Kuta, Bali (Trigger.id) – Kementerian Lingkungan Hidup dan Kehutanan (KLHK) memprioritaskan penutupan 306 tempat pemrosesan akhir (TPA) sampah di Indonesia yang masih menerapkan sistem open dumping, termasuk TPA Suwung di Denpasar, Bali. Sistem pembuangan terbuka ini dinilai berbahaya bagi lingkungan karena dapat mencemari tanah, air, dan udara. TPA Suwung, dengan luas 32,46 hektare, ditargetkan ditutup pada tahun 2026.

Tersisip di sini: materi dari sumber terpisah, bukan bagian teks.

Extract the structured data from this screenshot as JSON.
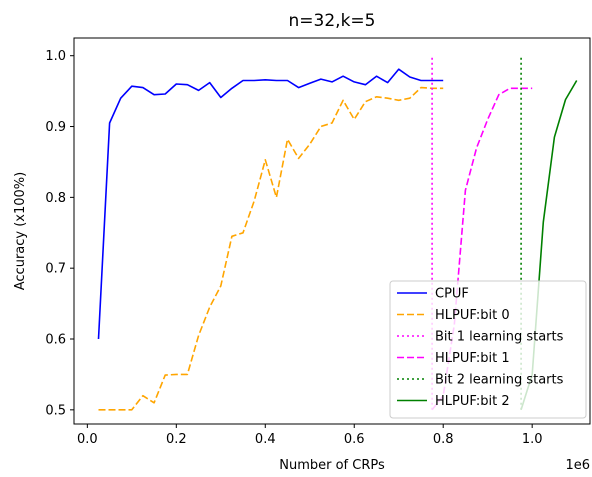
{
  "chart_data": {
    "type": "line",
    "title": "n=32,k=5",
    "xlabel": "Number of CRPs",
    "ylabel": "Accuracy (x100%)",
    "x_offset_label": "1e6",
    "xlim": [
      -0.03,
      1.13
    ],
    "ylim": [
      0.48,
      1.025
    ],
    "xticks": [
      0.0,
      0.2,
      0.4,
      0.6,
      0.8,
      1.0
    ],
    "xtick_labels": [
      "0.0",
      "0.2",
      "0.4",
      "0.6",
      "0.8",
      "1.0"
    ],
    "yticks": [
      0.5,
      0.6,
      0.7,
      0.8,
      0.9,
      1.0
    ],
    "ytick_labels": [
      "0.5",
      "0.6",
      "0.7",
      "0.8",
      "0.9",
      "1.0"
    ],
    "grid": false,
    "legend_position": "lower-right",
    "series": [
      {
        "name": "CPUF",
        "style": "solid",
        "color": "#0000ff",
        "x": [
          0.025,
          0.05,
          0.075,
          0.1,
          0.125,
          0.15,
          0.175,
          0.2,
          0.225,
          0.25,
          0.275,
          0.3,
          0.325,
          0.35,
          0.375,
          0.4,
          0.425,
          0.45,
          0.475,
          0.5,
          0.525,
          0.55,
          0.575,
          0.6,
          0.625,
          0.65,
          0.675,
          0.7,
          0.725,
          0.75,
          0.775,
          0.8
        ],
        "y": [
          0.6,
          0.905,
          0.94,
          0.957,
          0.955,
          0.945,
          0.946,
          0.96,
          0.959,
          0.951,
          0.962,
          0.941,
          0.954,
          0.965,
          0.965,
          0.966,
          0.965,
          0.965,
          0.955,
          0.961,
          0.967,
          0.963,
          0.971,
          0.963,
          0.959,
          0.971,
          0.962,
          0.981,
          0.97,
          0.965,
          0.965,
          0.965
        ]
      },
      {
        "name": "HLPUF:bit 0",
        "style": "dashed",
        "color": "#ffa500",
        "x": [
          0.025,
          0.05,
          0.075,
          0.1,
          0.125,
          0.15,
          0.175,
          0.2,
          0.225,
          0.25,
          0.275,
          0.3,
          0.325,
          0.35,
          0.375,
          0.4,
          0.425,
          0.45,
          0.475,
          0.5,
          0.525,
          0.55,
          0.575,
          0.6,
          0.625,
          0.65,
          0.675,
          0.7,
          0.725,
          0.75,
          0.775,
          0.8
        ],
        "y": [
          0.5,
          0.5,
          0.5,
          0.5,
          0.52,
          0.51,
          0.549,
          0.55,
          0.55,
          0.605,
          0.645,
          0.675,
          0.745,
          0.75,
          0.795,
          0.853,
          0.8,
          0.882,
          0.855,
          0.875,
          0.9,
          0.905,
          0.937,
          0.91,
          0.935,
          0.942,
          0.94,
          0.937,
          0.94,
          0.955,
          0.954,
          0.954
        ]
      },
      {
        "name": "Bit 1 learning starts",
        "style": "dotted",
        "color": "#ff00ff",
        "x": [
          0.775,
          0.775
        ],
        "y": [
          0.5,
          1.0
        ]
      },
      {
        "name": "HLPUF:bit 1",
        "style": "dashed",
        "color": "#ff00ff",
        "x": [
          0.775,
          0.8,
          0.825,
          0.85,
          0.875,
          0.9,
          0.925,
          0.95,
          0.975,
          1.0
        ],
        "y": [
          0.5,
          0.52,
          0.62,
          0.81,
          0.87,
          0.91,
          0.945,
          0.954,
          0.954,
          0.954
        ]
      },
      {
        "name": "Bit 2 learning starts",
        "style": "dotted",
        "color": "#008000",
        "x": [
          0.975,
          0.975
        ],
        "y": [
          0.5,
          1.0
        ]
      },
      {
        "name": "HLPUF:bit 2",
        "style": "solid",
        "color": "#008000",
        "x": [
          0.975,
          1.0,
          1.025,
          1.05,
          1.075,
          1.1
        ],
        "y": [
          0.5,
          0.55,
          0.765,
          0.885,
          0.938,
          0.965
        ]
      }
    ]
  }
}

“Tidak boleh lagi membuang sampah di TPA tapi sampah harus selesai di hulu,” kata Menteri Lingkungan Hidup Hanif Faisol Nurofiq di Pantai Kuta, Kabupaten Badung, Bali, Sabtu (04/01).
Menteri Lingkungan Hidup, Hanif Faisol Nurofiq, menyatakan bahwa upaya pengelolaan sampah harus difokuskan di tingkat hulu, bukan hanya mengandalkan TPA. Pendekatan ini bertujuan untuk mendorong pengurangan sampah dari sumbernya melalui praktik 3R (Reduce, Reuse, Recycle) serta pengelolaan berbasis teknologi modern yang lebih ramah lingkungan.

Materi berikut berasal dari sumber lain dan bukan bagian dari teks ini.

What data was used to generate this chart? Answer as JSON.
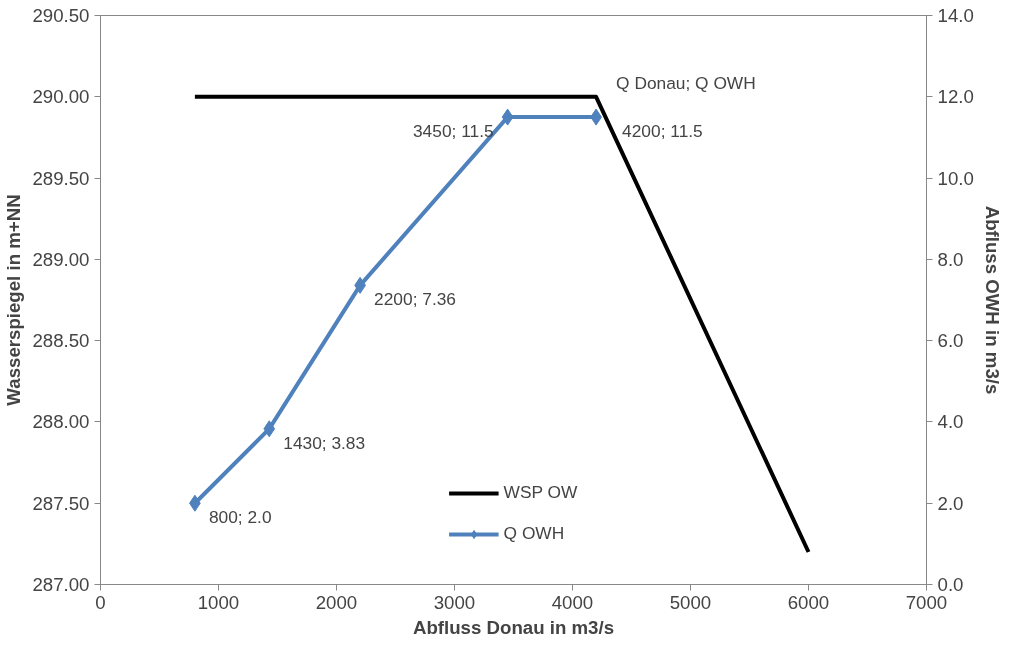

Langkah ini menjadi bagian dari komitmen pemerintah untuk meningkatkan kualitas lingkungan hidup dan mengurangi dampak negatif dari pengelolaan sampah yang tidak berkelanjutan. Penutupan TPA juga akan didukung oleh strategi pengelolaan sampah berbasis komunitas dan teknologi pengolahan sampah modern seperti waste-to-energy atau komposting skala besar.
Menteri Lingkungan Hidup, Hanif Faisol Nurofiq, menegaskan bahwa sistem pembuangan sampah secara open dumping tidak diperbolehkan berdasarkan Undang-Undang Nomor 18 Tahun 2008 tentang Pengelolaan Sampah. Dalam Pasal 44 undang-undang tersebut, pemerintah daerah diwajibkan untuk menutup TPA dengan sistem open dumping paling lambat lima tahun setelah undang-undang diundangkan, yaitu pada tahun 2013.

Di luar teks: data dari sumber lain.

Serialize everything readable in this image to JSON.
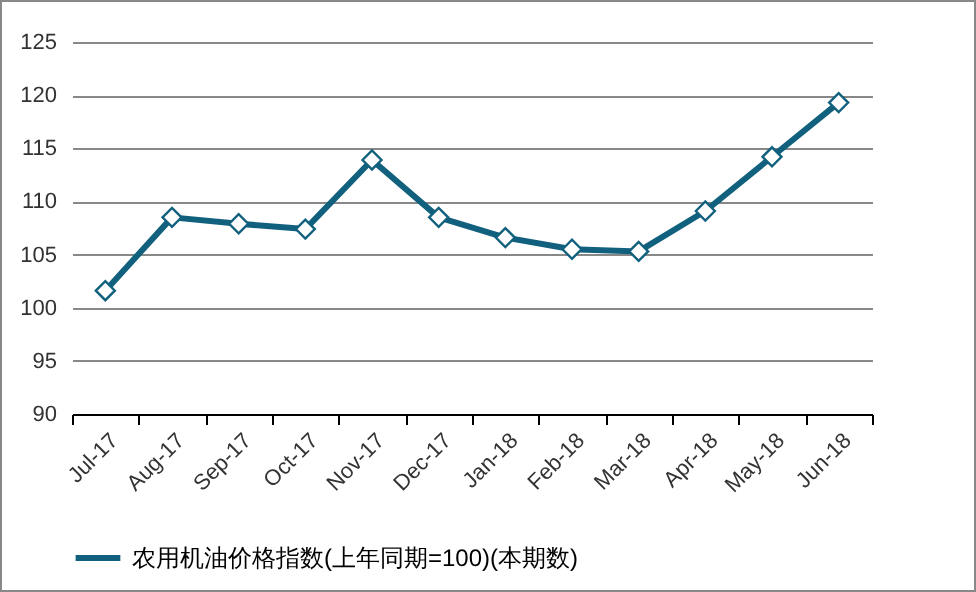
{
  "chart_data": {
    "type": "line",
    "categories": [
      "Jul-17",
      "Aug-17",
      "Sep-17",
      "Oct-17",
      "Nov-17",
      "Dec-17",
      "Jan-18",
      "Feb-18",
      "Mar-18",
      "Apr-18",
      "May-18",
      "Jun-18"
    ],
    "series": [
      {
        "name": "农用机油价格指数(上年同期=100)(本期数)",
        "color": "#11607d",
        "values": [
          101.6,
          108.5,
          107.9,
          107.4,
          113.9,
          108.5,
          106.6,
          105.5,
          105.3,
          109.1,
          114.2,
          119.3
        ]
      }
    ],
    "ylim": [
      90,
      125
    ],
    "yticks": [
      90,
      95,
      100,
      105,
      110,
      115,
      120,
      125
    ],
    "grid": "y",
    "legend": "bottom",
    "marker": "diamond",
    "line_style": "solid"
  }
}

Namun, hingga saat ini, dari total 550 TPA di Indonesia, sebanyak 306 TPA atau sekitar 54,44 persen masih menggunakan metode ini. Salah satunya adalah TPA Suwung di Denpasar, Bali. Menteri Hanif menyebutkan bahwa komunikasi telah dilakukan dengan Pemerintah Provinsi Bali untuk menyusun rencana pengelolaan sampah yang lebih modern dan ramah lingkungan. Salah satu opsi yang sedang dikembangkan adalah pengelolaan sampah menjadi energi listrik berbasis teknologi ramah lingkungan, yang kini sedang dalam tahap pembangunan.
Langkah ini diharapkan dapat mempercepat peralihan dari sistem pembuangan terbuka menuju pendekatan pengelolaan sampah yang lebih berkelanjutan, sejalan dengan target nasional untuk melindungi lingkungan dan memanfaatkan potensi sampah sebagai sumber daya energi alternatif.
Menteri Lingkungan Hidup, Hanif Faisol Nurofiq, mengutip laporan Global Waste Management Outlook 2024 yang mengungkapkan bahwa sekitar 38 persen sampah global masih belum dikelola dengan baik. Kondisi ini berkontribusi terhadap berbagai masalah lingkungan, termasuk krisis perubahan iklim, hilangnya keanekaragaman hayati, dan peningkatan timbulan sampah di berbagai ekosistem.
Di Indonesia sendiri, Menteri Hanif mengungkapkan bahwa pada tahun 2023, timbulan sampah mencapai 56,63 juta ton, namun realisasi pengelolaan sampah baru sekitar 39 persen. Artinya, sekitar 60 persen sampah di Indonesia belum dikelola dengan baik.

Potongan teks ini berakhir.